Blockchain Technology has unique characteristics that can bring disruption in several sectors of the Financial Services industry, including retail payments, wholesale payments, capital market and security services, trade finance and insurance. Not only could there be major cost savings through its use in back-office operations but also huge gains in transparency that could be very positive from an audit and regulatory point of view.
While blockchain investments are growing faster and new blockchain FinTech players are rapidly emerging, more financial institutions in the region are launching initiatives to understand possible business and operating models and its potential to transform business processes in the region.
The Middle East, particularly the United Arab Emirates, has taken major steps to catapult itself into the digital age, especially with global trends in the emerging technology. Within the Middle East, the UAE plays a lead role in fostering innovation and encouraging the development of new processes and methods to build smarter cities throughout the region.
Dubai, one of the leading ﬁnancial centers of the Middle East, has unveiled the “Dubai Blockchain Strategy” as a part of a joint effort to transition Dubai into becoming a “smart city” by injecting blockchain technology to the city’s public and private sector infrastructures to save and redistribute 25.1 million hours of economic productivity. Initiated by Smart Dubai, a governmental agency aims to use blockchain technology to boost government efﬁciency for both citizens and non-citizens by ﬁling, processing, and transacting governmental documents, through the use of distributed ledger technology. Dubai Blockchain Strategy also hopes to boost industrial growth by introducing a blockchain-based system that would encourage and enable the creation of new businesses in various industries using blockchain technology.

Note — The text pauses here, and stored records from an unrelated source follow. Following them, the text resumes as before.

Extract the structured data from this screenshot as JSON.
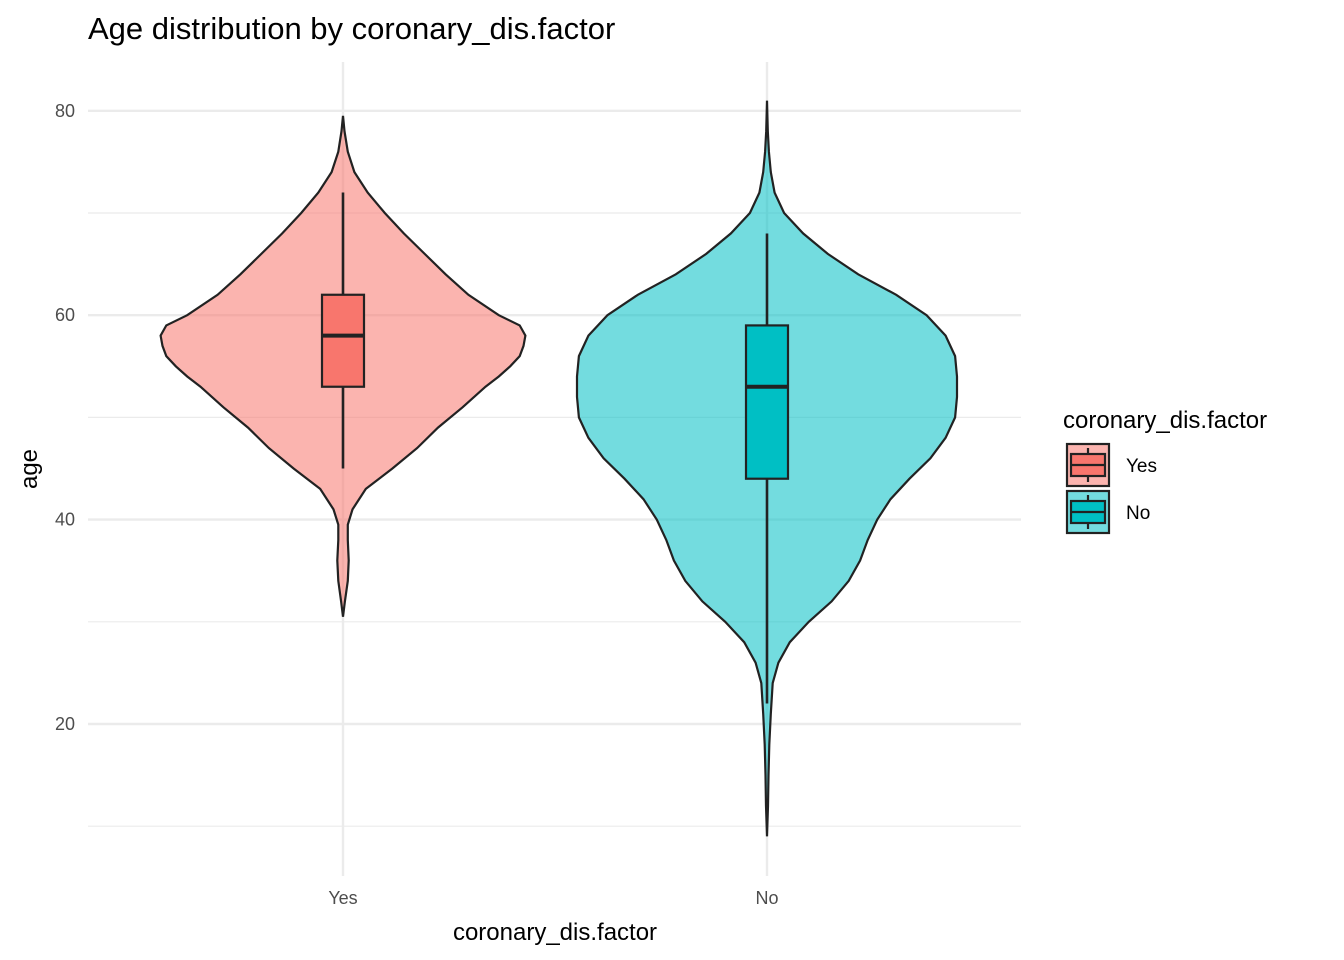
{
  "chart_data": {
    "type": "violin",
    "title": "Age distribution by coronary_dis.factor",
    "xlabel": "coronary_dis.factor",
    "ylabel": "age",
    "categories": [
      "Yes",
      "No"
    ],
    "ylim": [
      8,
      85
    ],
    "y_ticks": [
      20,
      40,
      60,
      80
    ],
    "y_minor_ticks": [
      10,
      30,
      50,
      70
    ],
    "grid": true,
    "legend": {
      "title": "coronary_dis.factor",
      "position": "right",
      "entries": [
        "Yes",
        "No"
      ]
    },
    "series": [
      {
        "name": "Yes",
        "color": "#F8766D",
        "box": {
          "whisker_low": 45,
          "q1": 53,
          "median": 58,
          "q3": 62,
          "whisker_high": 72
        },
        "violin": {
          "min": 30.5,
          "max": 79.5,
          "profile": [
            [
              30.5,
              0.0
            ],
            [
              32,
              0.01
            ],
            [
              34,
              0.025
            ],
            [
              36,
              0.03
            ],
            [
              38,
              0.025
            ],
            [
              39.5,
              0.025
            ],
            [
              41,
              0.05
            ],
            [
              43,
              0.12
            ],
            [
              45,
              0.26
            ],
            [
              47,
              0.39
            ],
            [
              49,
              0.5
            ],
            [
              51,
              0.63
            ],
            [
              53,
              0.75
            ],
            [
              54,
              0.82
            ],
            [
              55,
              0.88
            ],
            [
              56,
              0.93
            ],
            [
              57,
              0.95
            ],
            [
              58,
              0.96
            ],
            [
              59,
              0.93
            ],
            [
              60,
              0.82
            ],
            [
              62,
              0.66
            ],
            [
              64,
              0.54
            ],
            [
              66,
              0.43
            ],
            [
              68,
              0.32
            ],
            [
              70,
              0.22
            ],
            [
              72,
              0.13
            ],
            [
              74,
              0.06
            ],
            [
              76,
              0.025
            ],
            [
              78,
              0.008
            ],
            [
              79.5,
              0.0
            ]
          ]
        }
      },
      {
        "name": "No",
        "color": "#00BFC4",
        "box": {
          "whisker_low": 22,
          "q1": 44,
          "median": 53,
          "q3": 59,
          "whisker_high": 68
        },
        "violin": {
          "min": 9,
          "max": 81,
          "profile": [
            [
              9,
              0.0
            ],
            [
              12,
              0.005
            ],
            [
              15,
              0.008
            ],
            [
              18,
              0.012
            ],
            [
              21,
              0.02
            ],
            [
              24,
              0.03
            ],
            [
              26,
              0.06
            ],
            [
              28,
              0.12
            ],
            [
              30,
              0.22
            ],
            [
              32,
              0.34
            ],
            [
              34,
              0.43
            ],
            [
              36,
              0.49
            ],
            [
              38,
              0.53
            ],
            [
              40,
              0.58
            ],
            [
              42,
              0.65
            ],
            [
              44,
              0.75
            ],
            [
              46,
              0.86
            ],
            [
              48,
              0.94
            ],
            [
              50,
              0.99
            ],
            [
              52,
              1.0
            ],
            [
              54,
              1.0
            ],
            [
              56,
              0.99
            ],
            [
              58,
              0.94
            ],
            [
              60,
              0.84
            ],
            [
              62,
              0.68
            ],
            [
              64,
              0.48
            ],
            [
              66,
              0.32
            ],
            [
              68,
              0.19
            ],
            [
              70,
              0.09
            ],
            [
              72,
              0.04
            ],
            [
              74,
              0.02
            ],
            [
              76,
              0.01
            ],
            [
              78,
              0.004
            ],
            [
              81,
              0.0
            ]
          ]
        }
      }
    ]
  }
}
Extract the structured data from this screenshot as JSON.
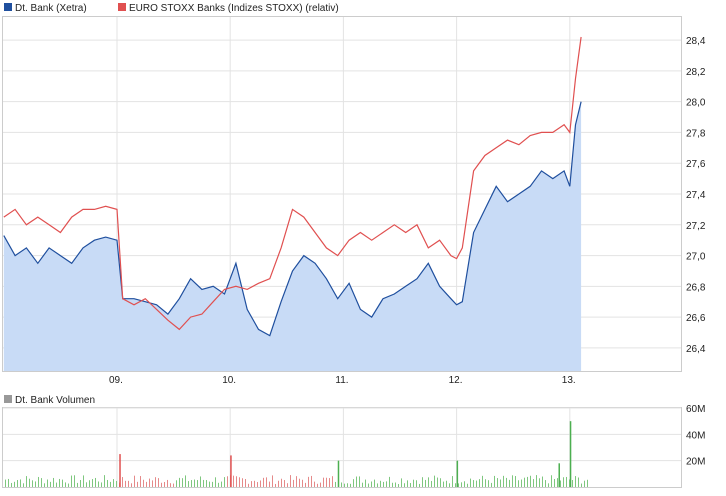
{
  "chart_data": [
    {
      "type": "line",
      "legend": [
        {
          "name": "Dt. Bank (Xetra)",
          "color": "#1f4f9e"
        },
        {
          "name": "EURO STOXX Banks (Indizes STOXX) (relativ)",
          "color": "#e05050"
        }
      ],
      "x_ticks": [
        "09.",
        "10.",
        "11.",
        "12.",
        "13."
      ],
      "y_ticks": [
        "26,4",
        "26,6",
        "26,8",
        "27,0",
        "27,2",
        "27,4",
        "27,6",
        "27,8",
        "28,0",
        "28,2",
        "28,4"
      ],
      "ylim": [
        26.25,
        28.55
      ],
      "grid": true,
      "legend_position": "top-left",
      "series": [
        {
          "name": "Dt. Bank (Xetra)",
          "color": "#1f4f9e",
          "fill": "#c8dbf6",
          "x": [
            8.0,
            8.1,
            8.2,
            8.3,
            8.4,
            8.5,
            8.6,
            8.7,
            8.8,
            8.9,
            9.0,
            9.05,
            9.15,
            9.25,
            9.35,
            9.45,
            9.55,
            9.65,
            9.75,
            9.85,
            9.95,
            10.05,
            10.15,
            10.25,
            10.35,
            10.45,
            10.55,
            10.65,
            10.75,
            10.85,
            10.95,
            11.05,
            11.15,
            11.25,
            11.35,
            11.45,
            11.55,
            11.65,
            11.75,
            11.85,
            11.95,
            12.0,
            12.05,
            12.15,
            12.25,
            12.35,
            12.45,
            12.55,
            12.65,
            12.75,
            12.85,
            12.95,
            13.0,
            13.05,
            13.1
          ],
          "y": [
            27.13,
            27.0,
            27.05,
            26.95,
            27.05,
            27.0,
            26.95,
            27.05,
            27.1,
            27.12,
            27.1,
            26.72,
            26.72,
            26.7,
            26.68,
            26.62,
            26.72,
            26.85,
            26.78,
            26.8,
            26.75,
            26.95,
            26.65,
            26.52,
            26.48,
            26.7,
            26.9,
            27.0,
            26.95,
            26.85,
            26.72,
            26.82,
            26.65,
            26.6,
            26.72,
            26.75,
            26.8,
            26.85,
            26.95,
            26.8,
            26.72,
            26.68,
            26.7,
            27.15,
            27.3,
            27.45,
            27.35,
            27.4,
            27.45,
            27.55,
            27.5,
            27.55,
            27.45,
            27.85,
            28.0
          ]
        },
        {
          "name": "EURO STOXX Banks (Indizes STOXX) (relativ)",
          "color": "#e05050",
          "x": [
            8.0,
            8.1,
            8.2,
            8.3,
            8.4,
            8.5,
            8.6,
            8.7,
            8.8,
            8.9,
            9.0,
            9.05,
            9.15,
            9.25,
            9.35,
            9.45,
            9.55,
            9.65,
            9.75,
            9.85,
            9.95,
            10.05,
            10.15,
            10.25,
            10.35,
            10.45,
            10.55,
            10.65,
            10.75,
            10.85,
            10.95,
            11.05,
            11.15,
            11.25,
            11.35,
            11.45,
            11.55,
            11.65,
            11.75,
            11.85,
            11.95,
            12.0,
            12.05,
            12.15,
            12.25,
            12.35,
            12.45,
            12.55,
            12.65,
            12.75,
            12.85,
            12.95,
            13.0,
            13.05,
            13.1
          ],
          "y": [
            27.25,
            27.3,
            27.2,
            27.25,
            27.2,
            27.15,
            27.25,
            27.3,
            27.3,
            27.32,
            27.3,
            26.72,
            26.68,
            26.72,
            26.65,
            26.58,
            26.52,
            26.6,
            26.62,
            26.7,
            26.78,
            26.8,
            26.78,
            26.82,
            26.85,
            27.05,
            27.3,
            27.25,
            27.15,
            27.05,
            27.0,
            27.1,
            27.15,
            27.1,
            27.15,
            27.2,
            27.15,
            27.2,
            27.05,
            27.1,
            27.0,
            26.98,
            27.05,
            27.55,
            27.65,
            27.7,
            27.75,
            27.72,
            27.78,
            27.8,
            27.8,
            27.85,
            27.8,
            28.15,
            28.42
          ]
        }
      ]
    },
    {
      "type": "bar",
      "legend": [
        {
          "name": "Dt. Bank Volumen",
          "color": "#999999"
        }
      ],
      "y_ticks": [
        "20M",
        "40M",
        "60M"
      ],
      "ylim": [
        0,
        60
      ],
      "grid": true,
      "legend_position": "top-left",
      "series": [
        {
          "name": "Dt. Bank Volumen",
          "spikes": [
            {
              "x": 9.02,
              "value": 25,
              "color": "#e05050"
            },
            {
              "x": 10.0,
              "value": 24,
              "color": "#e05050"
            },
            {
              "x": 10.95,
              "value": 20,
              "color": "#4caf50"
            },
            {
              "x": 12.0,
              "value": 20,
              "color": "#4caf50"
            },
            {
              "x": 12.9,
              "value": 18,
              "color": "#4caf50"
            },
            {
              "x": 13.0,
              "value": 50,
              "color": "#4caf50"
            }
          ]
        }
      ]
    }
  ]
}
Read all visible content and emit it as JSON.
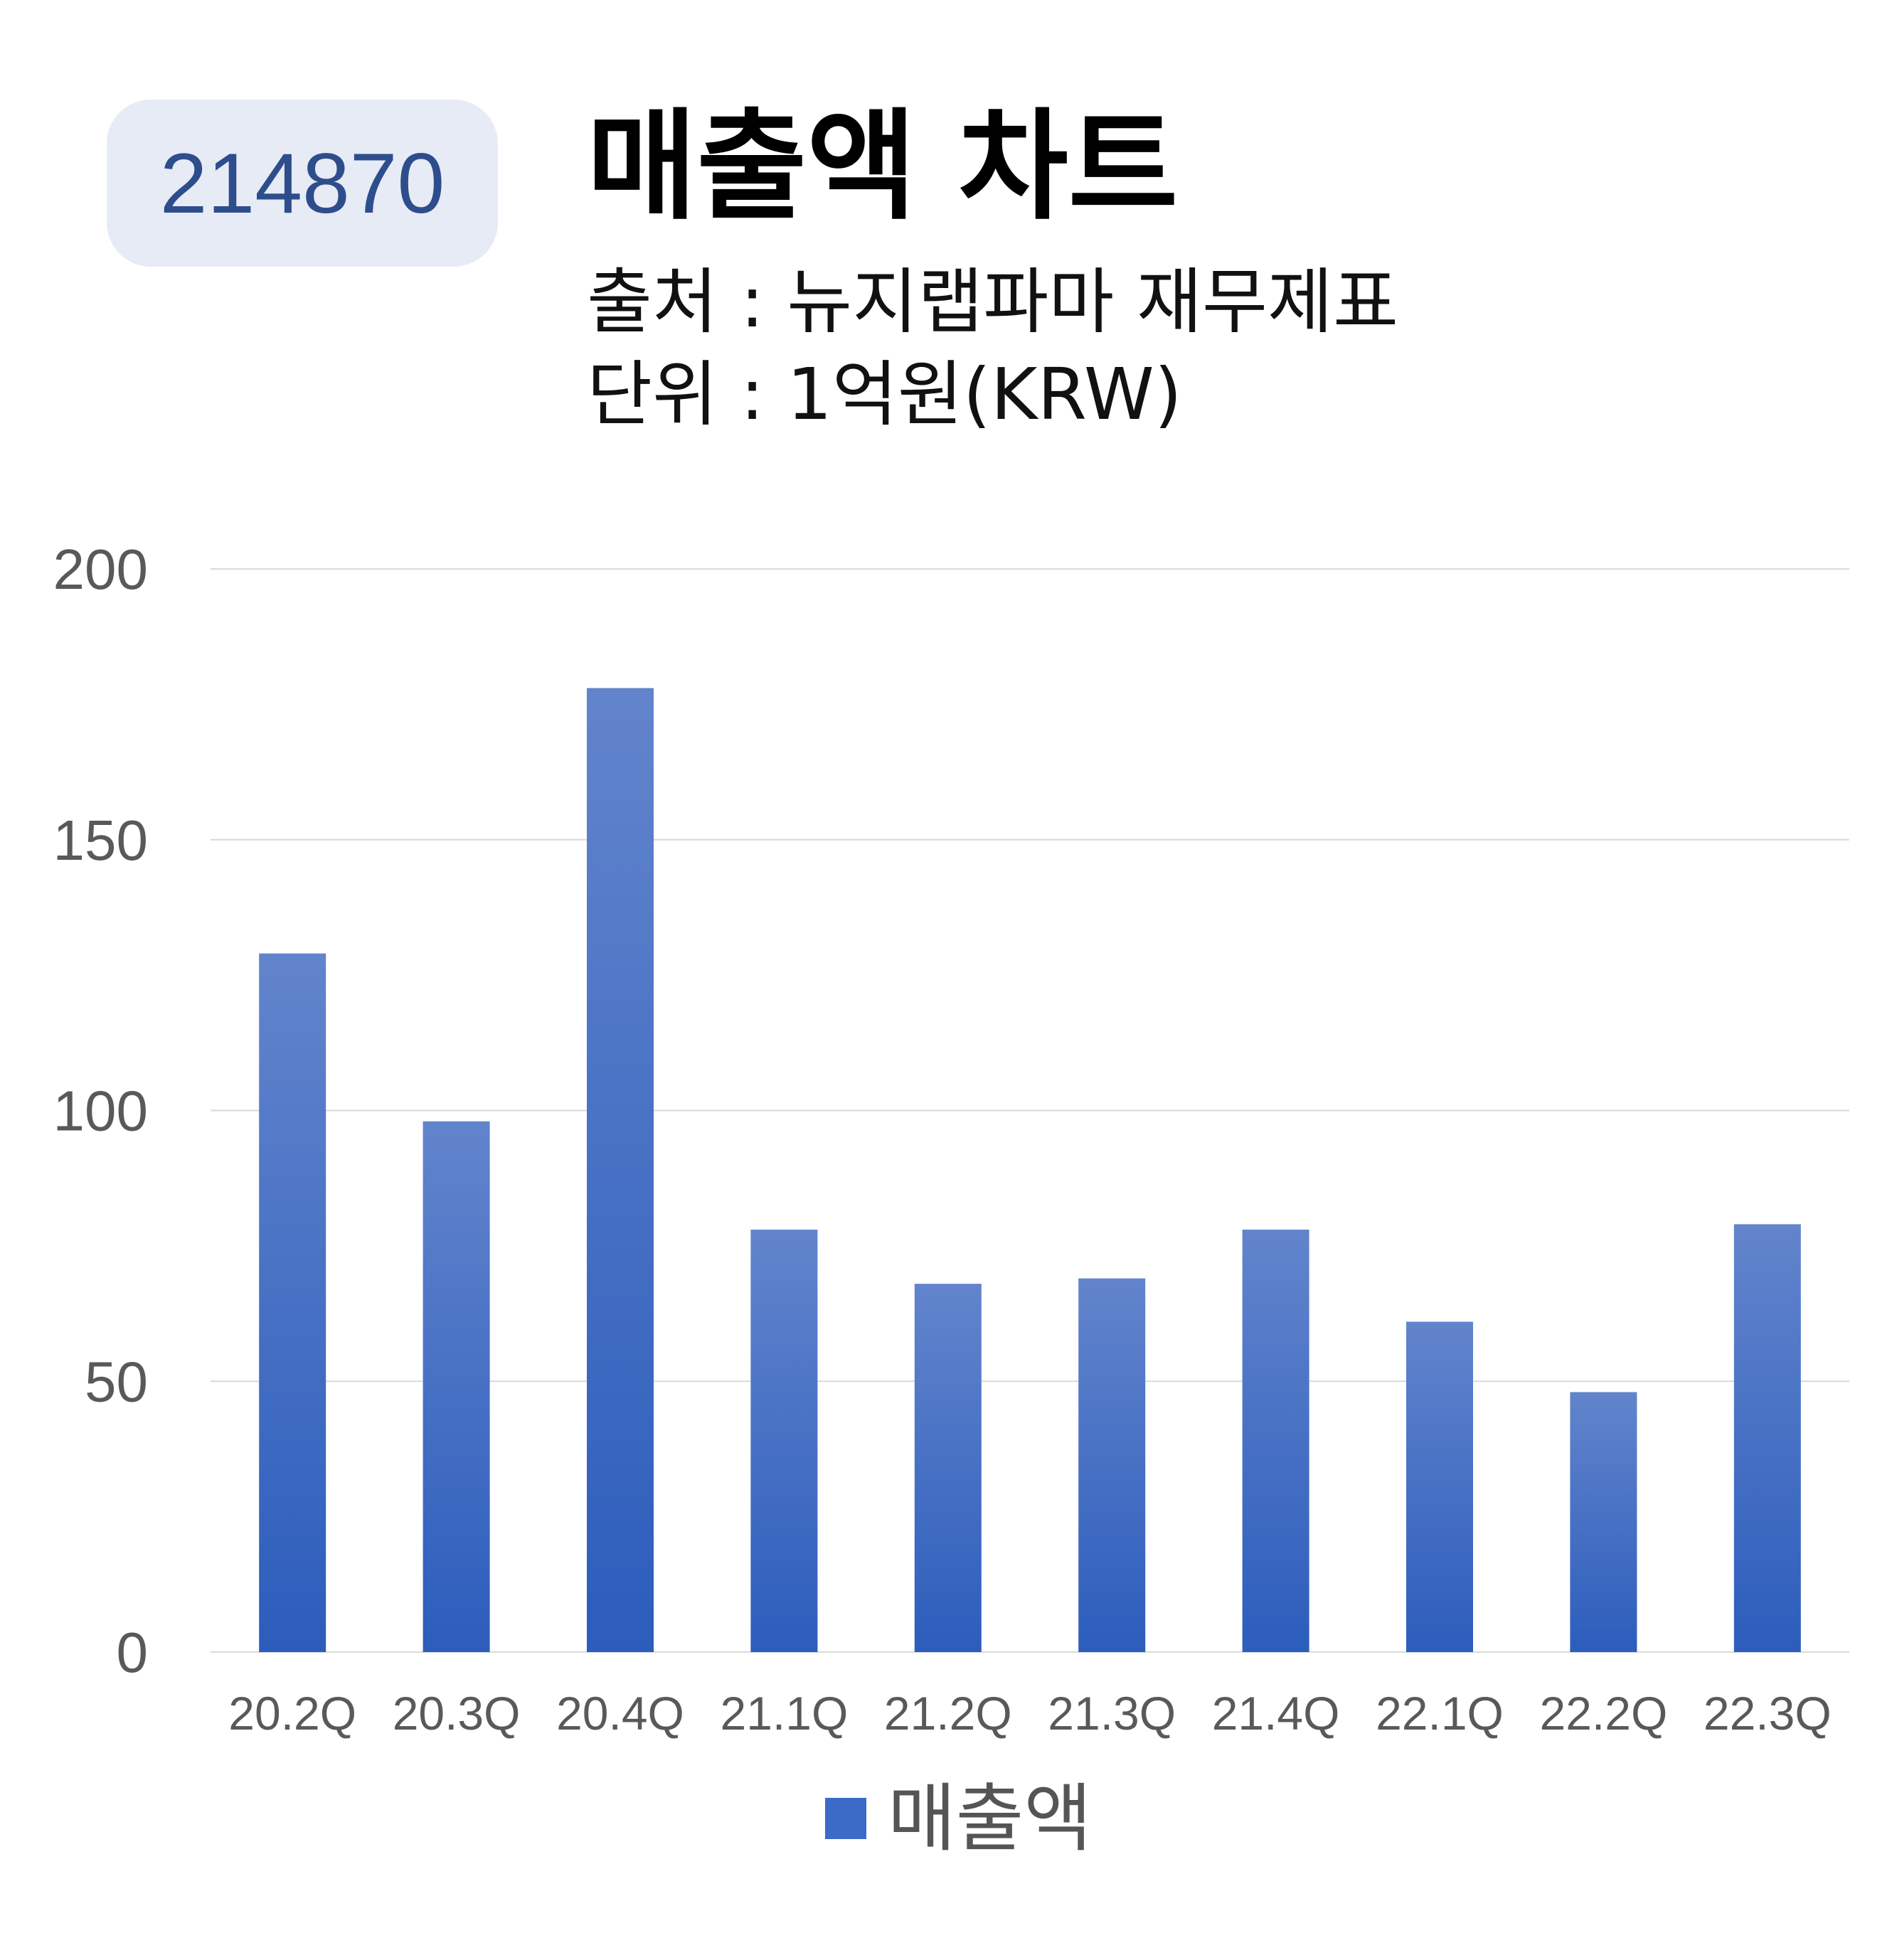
{
  "header": {
    "stock_code": "214870",
    "title": "매출액 차트",
    "source": "출처 : 뉴지랩파마 재무제표",
    "unit": "단위 : 1억원(KRW)"
  },
  "colors": {
    "bar_top": "#6284cc",
    "bar_bottom": "#2c5dbc",
    "grid": "#d9d9d9",
    "badge_bg": "#e6ebf5",
    "badge_text": "#2e4d8c"
  },
  "chart_data": {
    "type": "bar",
    "categories": [
      "20.2Q",
      "20.3Q",
      "20.4Q",
      "21.1Q",
      "21.2Q",
      "21.3Q",
      "21.4Q",
      "22.1Q",
      "22.2Q",
      "22.3Q"
    ],
    "series": [
      {
        "name": "매출액",
        "values": [
          129,
          98,
          178,
          78,
          68,
          69,
          78,
          61,
          48,
          79
        ]
      }
    ],
    "ylim": [
      0,
      200
    ],
    "yticks": [
      "0",
      "50",
      "100",
      "150",
      "200"
    ],
    "grid": true,
    "legend": "bottom"
  }
}
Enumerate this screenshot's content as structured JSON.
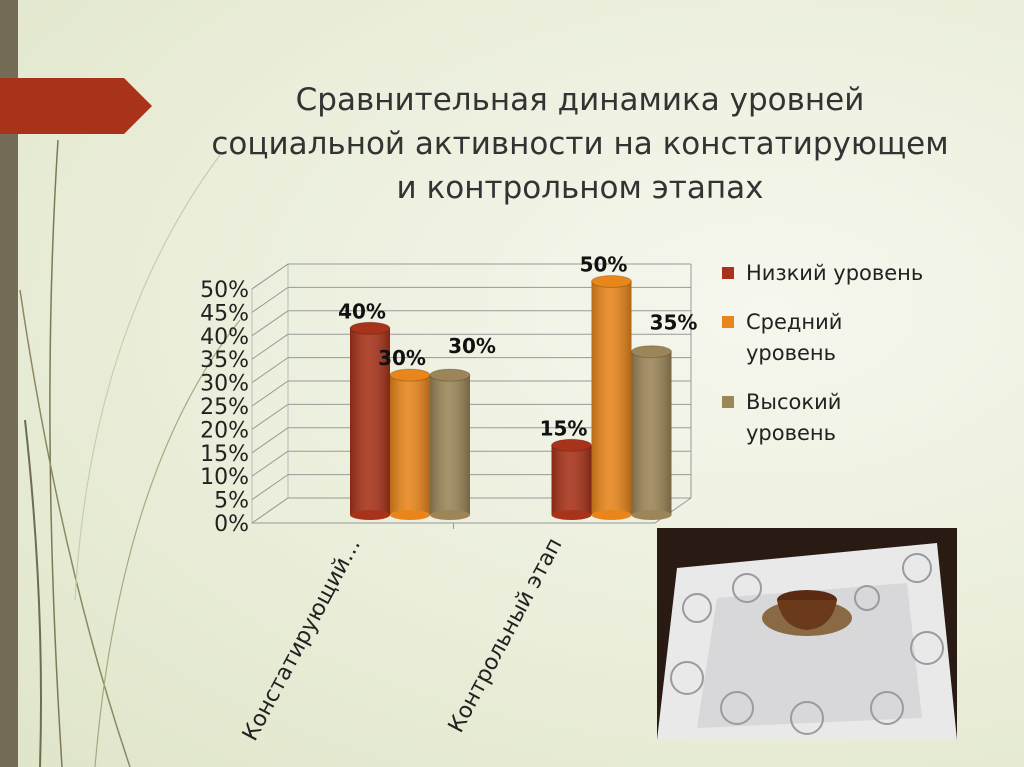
{
  "slide": {
    "title": "Сравнительная динамика уровней социальной активности на констатирующем и контрольном этапах"
  },
  "chart_data": {
    "type": "bar",
    "style": "3d-cylinder",
    "title": "",
    "categories": [
      "Констатирующий…",
      "Контрольный этап"
    ],
    "series": [
      {
        "name": "Низкий уровень",
        "values": [
          40,
          15
        ],
        "color": "#a8331a"
      },
      {
        "name": "Средний уровень",
        "values": [
          30,
          50
        ],
        "color": "#e8861c"
      },
      {
        "name": "Высокий уровень",
        "values": [
          30,
          35
        ],
        "color": "#9c8558"
      }
    ],
    "data_labels": [
      [
        "40%",
        "15%"
      ],
      [
        "30%",
        "50%"
      ],
      [
        "30%",
        "35%"
      ]
    ],
    "y_ticks": [
      "0%",
      "5%",
      "10%",
      "15%",
      "20%",
      "25%",
      "30%",
      "35%",
      "40%",
      "45%",
      "50%"
    ],
    "ylim": [
      0,
      50
    ],
    "y_unit": "%",
    "grid": true,
    "legend_position": "right"
  },
  "colors": {
    "accent": "#a8331a",
    "sidebar": "#756c57"
  },
  "photo": {
    "description_icon": "lace-tablecloth-teacup-photo"
  }
}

Other countries in the Middle East, such as the Kingdom of Saudi Arabia, and Kuwait, have also introduced cryptocurrency to its nationals. Kuwait-based investment banking and asset management ﬁrm Markaz, has taken a step further stating that oil producing countries, particularly in the GCC, could beneﬁt if crypto currency is used in trading.
In the Kingdom of Saudi Arabia, digitization is expected to play a central role in that nation’s recently announced National Transformation Plan, aimed at overhauling its entire economy over the next 10 years to wean the nation off its almost absolute reliance on oil & gas production as the foundation of its economy. This is in line with Saudi Arabia’s vision of developing a vibrant digital economy by 2030. For this purpose, the Saudi Arabian Monetary Authority is taking steps to provide the legislative framework for the use of bitcoin. Moreover, the Saudi Arabian central bank is working with the UAE central bank to test a new digital currency for cross-border payments.
The Kingdom of Bahrain has been targeting national blockchain adoption and has been working along with the central bank of Singapore in a plan to build a pilot blockchain project within its borders. The Monetary Authority of Singapore (MAS), along with Singapore’s stock exchange and eight local and foreign banks, have been developing a project to use blockchain technology for interbank payments. Following this, Bahrain is looking to develop its own blockchain trial, as the government works toward establishing a robust and comprehensive regulatory regime in the digital currency space. That is to say, the development of a “regulator-friendly space” that will allow research and testing of new FinTech products and innovations that it believes the Middle East region requires.
Oman has also made progress in their blockchain usage and development. The National Bank of Oman conﬁrmed the completion of a blockchain pilot for the use of international remittances.